What can I take away and use?
- Role allocation and responsibility (Ensure these are known, agreed and enabled).
- Improve communication (g. active listening, confirming agreements) and collaboration (engage and empower people to collaborate).
- Bring ITIL thinking into team catch up meetings.
- Education of all teams that problem resolution is important (and make the business case for investing in solving problems).
- Ask for feedback more frequently and ensure that action is taken.
- Don’t assume others understand (the agreements roles, tasks, goals, value) the way you do.
What do we need to take away and apply?
- Focus on Problem resolution (Not features) what problem are we trying to resolve, ensuring that problem management is applied to reduce incidents and impact.
- A feedback loop (Feedback from customer, relate to value and goals), feedback from teams (relate to flow and value realization).
- Reflect on what value means at each point in the value stream, remove non-value adding activities.
- Cascade 7 guiding principles throughout the organization (translating them into repeatable, sustainable, visible, behaviours).

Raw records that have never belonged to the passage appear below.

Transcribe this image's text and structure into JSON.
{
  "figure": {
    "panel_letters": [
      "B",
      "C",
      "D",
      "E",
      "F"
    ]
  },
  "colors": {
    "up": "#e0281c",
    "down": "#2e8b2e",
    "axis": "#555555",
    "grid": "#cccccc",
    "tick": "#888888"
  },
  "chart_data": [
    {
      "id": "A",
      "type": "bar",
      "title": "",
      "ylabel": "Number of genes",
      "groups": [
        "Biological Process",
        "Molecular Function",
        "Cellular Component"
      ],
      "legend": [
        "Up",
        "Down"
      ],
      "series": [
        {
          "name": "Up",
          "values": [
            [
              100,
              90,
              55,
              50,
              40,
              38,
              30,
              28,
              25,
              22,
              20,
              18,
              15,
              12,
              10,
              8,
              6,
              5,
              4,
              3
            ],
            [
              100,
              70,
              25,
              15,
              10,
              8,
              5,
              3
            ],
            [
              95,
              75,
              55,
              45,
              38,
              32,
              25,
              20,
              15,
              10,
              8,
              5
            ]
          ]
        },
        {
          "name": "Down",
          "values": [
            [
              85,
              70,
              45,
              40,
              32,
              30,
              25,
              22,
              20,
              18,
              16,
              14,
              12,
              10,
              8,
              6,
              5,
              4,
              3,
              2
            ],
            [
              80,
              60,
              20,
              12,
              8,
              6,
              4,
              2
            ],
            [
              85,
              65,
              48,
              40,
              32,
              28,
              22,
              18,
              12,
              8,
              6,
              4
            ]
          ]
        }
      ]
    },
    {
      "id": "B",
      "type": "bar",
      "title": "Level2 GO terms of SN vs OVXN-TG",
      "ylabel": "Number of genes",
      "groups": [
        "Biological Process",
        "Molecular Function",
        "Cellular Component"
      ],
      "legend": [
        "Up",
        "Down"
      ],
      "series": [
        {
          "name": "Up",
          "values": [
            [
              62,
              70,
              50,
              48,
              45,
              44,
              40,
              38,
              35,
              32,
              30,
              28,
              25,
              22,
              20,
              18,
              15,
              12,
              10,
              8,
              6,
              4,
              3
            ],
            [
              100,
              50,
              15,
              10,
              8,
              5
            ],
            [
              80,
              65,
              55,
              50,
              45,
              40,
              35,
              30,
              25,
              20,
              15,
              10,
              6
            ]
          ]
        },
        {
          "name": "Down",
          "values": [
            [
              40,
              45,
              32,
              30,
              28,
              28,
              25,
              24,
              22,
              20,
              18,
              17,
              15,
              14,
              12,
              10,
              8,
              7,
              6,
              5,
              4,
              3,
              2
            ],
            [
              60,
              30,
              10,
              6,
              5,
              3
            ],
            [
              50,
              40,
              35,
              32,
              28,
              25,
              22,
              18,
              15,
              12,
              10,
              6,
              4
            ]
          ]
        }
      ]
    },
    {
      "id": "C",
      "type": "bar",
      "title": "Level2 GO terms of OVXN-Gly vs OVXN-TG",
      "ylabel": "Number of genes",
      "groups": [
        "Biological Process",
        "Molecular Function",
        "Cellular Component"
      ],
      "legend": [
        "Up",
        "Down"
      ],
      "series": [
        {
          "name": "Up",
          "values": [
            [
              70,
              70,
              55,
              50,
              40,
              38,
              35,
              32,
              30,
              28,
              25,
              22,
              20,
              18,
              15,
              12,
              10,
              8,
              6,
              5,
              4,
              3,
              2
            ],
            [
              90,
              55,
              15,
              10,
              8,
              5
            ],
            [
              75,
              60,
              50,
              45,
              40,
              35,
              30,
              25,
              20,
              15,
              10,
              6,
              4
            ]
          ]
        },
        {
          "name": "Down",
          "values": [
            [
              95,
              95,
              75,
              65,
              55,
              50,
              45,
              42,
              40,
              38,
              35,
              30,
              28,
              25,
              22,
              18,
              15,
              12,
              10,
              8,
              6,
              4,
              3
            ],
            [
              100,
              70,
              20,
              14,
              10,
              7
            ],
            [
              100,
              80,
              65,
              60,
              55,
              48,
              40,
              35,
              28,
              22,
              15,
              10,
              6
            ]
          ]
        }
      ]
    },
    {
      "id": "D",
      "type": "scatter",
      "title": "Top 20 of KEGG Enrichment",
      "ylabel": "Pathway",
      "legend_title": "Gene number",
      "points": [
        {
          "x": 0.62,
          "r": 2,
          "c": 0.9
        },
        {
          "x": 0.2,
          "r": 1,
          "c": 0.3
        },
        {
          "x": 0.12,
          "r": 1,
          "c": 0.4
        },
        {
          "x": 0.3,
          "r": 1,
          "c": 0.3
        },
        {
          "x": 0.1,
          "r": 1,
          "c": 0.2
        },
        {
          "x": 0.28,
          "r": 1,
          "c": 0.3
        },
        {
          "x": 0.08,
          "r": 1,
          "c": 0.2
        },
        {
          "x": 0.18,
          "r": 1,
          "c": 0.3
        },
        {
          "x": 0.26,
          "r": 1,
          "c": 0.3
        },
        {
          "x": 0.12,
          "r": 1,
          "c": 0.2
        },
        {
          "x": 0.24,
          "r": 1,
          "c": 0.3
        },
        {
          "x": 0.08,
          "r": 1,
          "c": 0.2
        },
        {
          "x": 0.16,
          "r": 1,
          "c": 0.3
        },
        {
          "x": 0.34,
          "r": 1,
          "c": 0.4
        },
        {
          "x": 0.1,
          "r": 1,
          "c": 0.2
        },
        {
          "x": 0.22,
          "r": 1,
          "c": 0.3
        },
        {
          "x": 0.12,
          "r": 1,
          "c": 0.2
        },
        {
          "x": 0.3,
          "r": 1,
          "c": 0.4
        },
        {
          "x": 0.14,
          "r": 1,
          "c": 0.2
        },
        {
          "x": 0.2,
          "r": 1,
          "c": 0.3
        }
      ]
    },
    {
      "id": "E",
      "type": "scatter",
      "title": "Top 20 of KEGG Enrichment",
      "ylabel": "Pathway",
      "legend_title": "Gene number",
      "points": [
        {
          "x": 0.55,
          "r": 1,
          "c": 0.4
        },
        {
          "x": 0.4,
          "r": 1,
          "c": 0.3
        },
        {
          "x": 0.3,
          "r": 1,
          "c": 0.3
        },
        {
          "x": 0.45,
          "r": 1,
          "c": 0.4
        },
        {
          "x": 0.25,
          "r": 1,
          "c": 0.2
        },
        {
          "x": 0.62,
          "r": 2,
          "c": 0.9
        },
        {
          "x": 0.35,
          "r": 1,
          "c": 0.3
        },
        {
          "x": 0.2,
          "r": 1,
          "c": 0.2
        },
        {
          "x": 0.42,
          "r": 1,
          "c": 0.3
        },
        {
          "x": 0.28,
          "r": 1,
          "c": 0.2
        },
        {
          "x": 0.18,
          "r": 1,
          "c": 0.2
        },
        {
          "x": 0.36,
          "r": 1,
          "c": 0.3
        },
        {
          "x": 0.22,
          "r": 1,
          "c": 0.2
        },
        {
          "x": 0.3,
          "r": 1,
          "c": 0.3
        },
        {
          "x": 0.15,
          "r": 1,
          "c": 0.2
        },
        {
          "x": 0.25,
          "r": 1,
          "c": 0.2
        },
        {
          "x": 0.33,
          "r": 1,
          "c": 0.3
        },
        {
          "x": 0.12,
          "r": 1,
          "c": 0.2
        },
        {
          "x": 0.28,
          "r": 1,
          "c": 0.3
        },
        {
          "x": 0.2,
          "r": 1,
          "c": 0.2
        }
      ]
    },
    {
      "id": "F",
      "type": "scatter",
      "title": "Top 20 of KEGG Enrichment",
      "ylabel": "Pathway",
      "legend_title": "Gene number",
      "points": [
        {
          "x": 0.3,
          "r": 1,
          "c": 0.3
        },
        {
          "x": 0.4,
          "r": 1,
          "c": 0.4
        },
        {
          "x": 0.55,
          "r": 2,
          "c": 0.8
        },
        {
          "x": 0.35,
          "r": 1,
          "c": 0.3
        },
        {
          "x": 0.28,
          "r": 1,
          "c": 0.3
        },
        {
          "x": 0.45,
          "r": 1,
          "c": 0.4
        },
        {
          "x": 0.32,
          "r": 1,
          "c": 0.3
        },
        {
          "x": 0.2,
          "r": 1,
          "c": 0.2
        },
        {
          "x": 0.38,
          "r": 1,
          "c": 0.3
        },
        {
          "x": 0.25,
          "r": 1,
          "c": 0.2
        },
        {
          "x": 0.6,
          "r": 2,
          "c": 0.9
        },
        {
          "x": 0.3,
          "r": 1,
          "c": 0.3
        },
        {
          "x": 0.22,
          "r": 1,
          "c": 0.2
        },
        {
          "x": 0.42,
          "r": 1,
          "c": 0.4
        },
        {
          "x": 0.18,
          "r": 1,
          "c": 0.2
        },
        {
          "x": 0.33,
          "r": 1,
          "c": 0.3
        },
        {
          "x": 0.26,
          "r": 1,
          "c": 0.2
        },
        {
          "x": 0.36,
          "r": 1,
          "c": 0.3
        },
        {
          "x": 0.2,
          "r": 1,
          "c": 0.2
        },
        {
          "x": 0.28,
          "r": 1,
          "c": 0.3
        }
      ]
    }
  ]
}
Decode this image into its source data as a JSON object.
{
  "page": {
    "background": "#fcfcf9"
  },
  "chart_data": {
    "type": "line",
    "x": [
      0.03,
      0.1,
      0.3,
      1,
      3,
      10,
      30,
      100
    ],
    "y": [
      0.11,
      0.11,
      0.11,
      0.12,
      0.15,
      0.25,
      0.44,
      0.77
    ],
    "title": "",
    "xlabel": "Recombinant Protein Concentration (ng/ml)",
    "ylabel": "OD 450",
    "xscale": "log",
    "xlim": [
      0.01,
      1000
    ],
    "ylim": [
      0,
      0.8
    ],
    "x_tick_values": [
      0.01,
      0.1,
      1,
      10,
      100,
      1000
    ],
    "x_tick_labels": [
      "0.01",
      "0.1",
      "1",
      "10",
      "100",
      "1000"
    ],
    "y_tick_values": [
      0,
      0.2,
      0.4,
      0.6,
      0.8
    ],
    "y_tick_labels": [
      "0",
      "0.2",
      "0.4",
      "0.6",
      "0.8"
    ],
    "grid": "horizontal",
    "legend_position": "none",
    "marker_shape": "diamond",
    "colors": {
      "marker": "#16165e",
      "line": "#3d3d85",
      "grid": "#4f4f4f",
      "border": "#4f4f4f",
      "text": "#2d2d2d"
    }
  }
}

- Communicate the necessity of feedback (foster feedback and create a safe environment to give feedback and the certainty that something will be done with the feedback).
- Value of problem management and the value of identifying and removing waste (SILO and end-to-end waste).
- Ensure people are aware of (and accept) roles and responsibilities.
- Make sure goals are visible (to support prioritization and decision making).
- Proactive not reactive (proactive focus on improvements aimed at developing future flow and value-generating capabilities).
- Record questions/agreements so that we all know what was agreed and we can ensure that questions are addressed.
The simulation experience had allowed the team to experiment and explore with ITIL theory and experiment and apply the behaviours that underpin the guiding principles. As an end-to-end team, they had practised and applied ‘progress iteratively with feedback’ and captured concrete individual and organizations improvement actions to take away to accelerate their adoption of ITIL4.
Do you want YOUR Mission Director to sigh in frustration or to sigh in relief, as people demonstrate they can translate theory into practice and knowledge into results?